Things have been quiet around here, but I have been busy writing — homework, in Japanese, for my teachers' eyes only. Every couple of weeks I write a short essay on something, anything, just to work on my skills. Writing is probably the best way to improve your grasp of a language, but it does take forever and a half to finish anything, leaving me with little energy to write anything here as well.

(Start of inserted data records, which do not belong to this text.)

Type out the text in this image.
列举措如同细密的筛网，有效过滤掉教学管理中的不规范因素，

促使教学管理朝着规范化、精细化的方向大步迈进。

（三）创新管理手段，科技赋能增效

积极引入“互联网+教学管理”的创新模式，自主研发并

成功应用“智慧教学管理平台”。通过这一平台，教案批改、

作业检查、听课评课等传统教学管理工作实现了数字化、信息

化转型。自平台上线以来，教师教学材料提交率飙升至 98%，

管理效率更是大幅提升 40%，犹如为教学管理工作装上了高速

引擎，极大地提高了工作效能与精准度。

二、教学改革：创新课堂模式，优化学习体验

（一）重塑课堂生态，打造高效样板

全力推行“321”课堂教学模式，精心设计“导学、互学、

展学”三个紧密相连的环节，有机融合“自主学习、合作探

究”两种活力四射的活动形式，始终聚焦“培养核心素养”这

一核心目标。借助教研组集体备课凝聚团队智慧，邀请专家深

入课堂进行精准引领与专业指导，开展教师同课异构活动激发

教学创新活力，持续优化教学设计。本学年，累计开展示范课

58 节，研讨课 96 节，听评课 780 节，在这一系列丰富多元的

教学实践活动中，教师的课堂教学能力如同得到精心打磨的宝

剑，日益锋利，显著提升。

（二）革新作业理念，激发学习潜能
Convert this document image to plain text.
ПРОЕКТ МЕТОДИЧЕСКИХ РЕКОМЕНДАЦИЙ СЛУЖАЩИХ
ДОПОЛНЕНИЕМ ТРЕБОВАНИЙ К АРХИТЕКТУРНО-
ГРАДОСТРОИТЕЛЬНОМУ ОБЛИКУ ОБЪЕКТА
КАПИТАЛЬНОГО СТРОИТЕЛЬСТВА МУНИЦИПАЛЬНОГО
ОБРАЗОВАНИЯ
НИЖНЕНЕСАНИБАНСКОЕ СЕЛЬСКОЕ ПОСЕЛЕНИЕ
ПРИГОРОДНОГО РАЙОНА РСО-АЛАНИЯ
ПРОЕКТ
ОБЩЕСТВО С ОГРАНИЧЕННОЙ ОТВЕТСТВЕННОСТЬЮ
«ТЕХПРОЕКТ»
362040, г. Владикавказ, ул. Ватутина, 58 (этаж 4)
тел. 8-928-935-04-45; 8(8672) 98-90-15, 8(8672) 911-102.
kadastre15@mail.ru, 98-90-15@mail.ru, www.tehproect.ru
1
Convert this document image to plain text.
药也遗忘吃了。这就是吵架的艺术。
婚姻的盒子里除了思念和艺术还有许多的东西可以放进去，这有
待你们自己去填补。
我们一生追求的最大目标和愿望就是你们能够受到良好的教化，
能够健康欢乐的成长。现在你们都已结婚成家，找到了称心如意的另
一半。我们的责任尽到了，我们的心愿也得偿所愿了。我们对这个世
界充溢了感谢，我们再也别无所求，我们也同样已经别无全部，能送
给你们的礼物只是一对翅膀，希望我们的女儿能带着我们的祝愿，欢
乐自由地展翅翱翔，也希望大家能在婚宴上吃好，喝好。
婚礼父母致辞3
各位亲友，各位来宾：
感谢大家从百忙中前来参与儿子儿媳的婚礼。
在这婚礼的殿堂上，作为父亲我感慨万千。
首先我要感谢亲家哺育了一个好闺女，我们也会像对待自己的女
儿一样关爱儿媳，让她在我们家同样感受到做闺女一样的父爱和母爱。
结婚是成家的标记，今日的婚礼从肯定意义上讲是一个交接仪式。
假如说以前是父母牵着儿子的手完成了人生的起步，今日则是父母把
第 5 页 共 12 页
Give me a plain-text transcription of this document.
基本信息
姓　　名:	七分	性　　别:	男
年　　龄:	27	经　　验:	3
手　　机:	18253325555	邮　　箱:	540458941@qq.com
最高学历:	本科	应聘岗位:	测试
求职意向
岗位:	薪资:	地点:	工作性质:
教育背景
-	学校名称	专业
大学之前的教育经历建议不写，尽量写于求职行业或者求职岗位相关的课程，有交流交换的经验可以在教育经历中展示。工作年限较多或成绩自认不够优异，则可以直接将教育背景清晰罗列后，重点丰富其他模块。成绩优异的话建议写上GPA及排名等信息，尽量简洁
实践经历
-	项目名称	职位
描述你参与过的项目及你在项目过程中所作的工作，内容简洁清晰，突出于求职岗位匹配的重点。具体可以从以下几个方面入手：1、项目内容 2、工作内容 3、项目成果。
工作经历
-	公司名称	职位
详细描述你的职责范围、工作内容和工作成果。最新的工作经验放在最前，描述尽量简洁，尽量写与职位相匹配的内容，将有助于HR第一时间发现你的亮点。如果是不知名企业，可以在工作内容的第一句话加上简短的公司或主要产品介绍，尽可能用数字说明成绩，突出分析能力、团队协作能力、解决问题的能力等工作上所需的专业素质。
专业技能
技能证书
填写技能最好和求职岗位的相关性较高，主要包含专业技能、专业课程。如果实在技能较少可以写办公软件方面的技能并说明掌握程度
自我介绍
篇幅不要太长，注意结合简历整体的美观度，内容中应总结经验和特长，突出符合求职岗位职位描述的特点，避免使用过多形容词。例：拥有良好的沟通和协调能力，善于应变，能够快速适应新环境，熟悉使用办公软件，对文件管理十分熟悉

Christmas light festival in Sapporo.
Meanwhile I've also become active on Mastodon. It is a distributed social media system that can be used as (but is not limited to be) a sort-of replacement to Twitter. I tried it once before but gave it up. Due to certain shenanigans at Twitter lately there's a lot more people and more activity there now, and I find myself sticking with it.
My address is @email@example.com. I mostly follow other people but I also tend to post shorter comments that just don't fit well in a blog like this. Another reason I post here less nowadays I guess.
Toya train station.
In other news, Japan has had another round of "Go To Travel!", a travel promotion system to help the hospitality industry recover (and promote bad English slogans, but I digress). You get a heavy discount on your travel costs, and vouchers to spend on site.
The promotion is well designed; at check-in the hotel hands you 3000 yen of vouchers per person and night to spend. But you have to use them by the next day so you really have to spend them locally on food and drink, gifts and so on, not take the vouchers home to pay for groceries. It makes sure more of the money is spent in local travel destinations, not just the major cities.
Lake Toya, a crater lake in Hokkaido. To the right is an island in the center of the lake. In the far distance you can see Mt Yotei, another volcano, and already snow-covered even though we had no snow in Toya yet.
The lake village is a strip of resort hotels along the shore, then a few streets worth of houses behind them. Shame about the view, but I guess it pays the bills.
A cozy cafe with good coffee.
We took the opportunity to stay a night in Sapporo, then two nights at Ko No Sumika, a ryokan by Lake Toya in Hokkaido, about as remote and free of people as you can find without ending up camping or something — COVID is still very much a thing on one hand; but we do want our creature comforts on the other.
First place I've stayed at with coffee filters and an actual coffee grinder. Made the morning coffee before breakfast all the more enjoyable.
We had a traditional dinner the second evening.
It's a cool place (literally - bring warm clothes). There's absolutely nothing there except the crater lake. You have no choice but to relax and take in the scenery. The place has an onsen of course, and each room has its own bath with a view to the lake.
It wasn't cold enough for snow, but the views were still very beautiful, and the whole trip really relaxing. Even the train ride along the coast is an event with lots of views - if you go, do take the train, not a shuttle bus.
A view from the rooftop onsen. Life could be worse.
It's been a very pleasant mini-holiday. Three nights is perfect - long enough to experience a place, but not so long that you get bored, or have to make arrangements for your plants at home or anything like that. We're already planning another one for next year.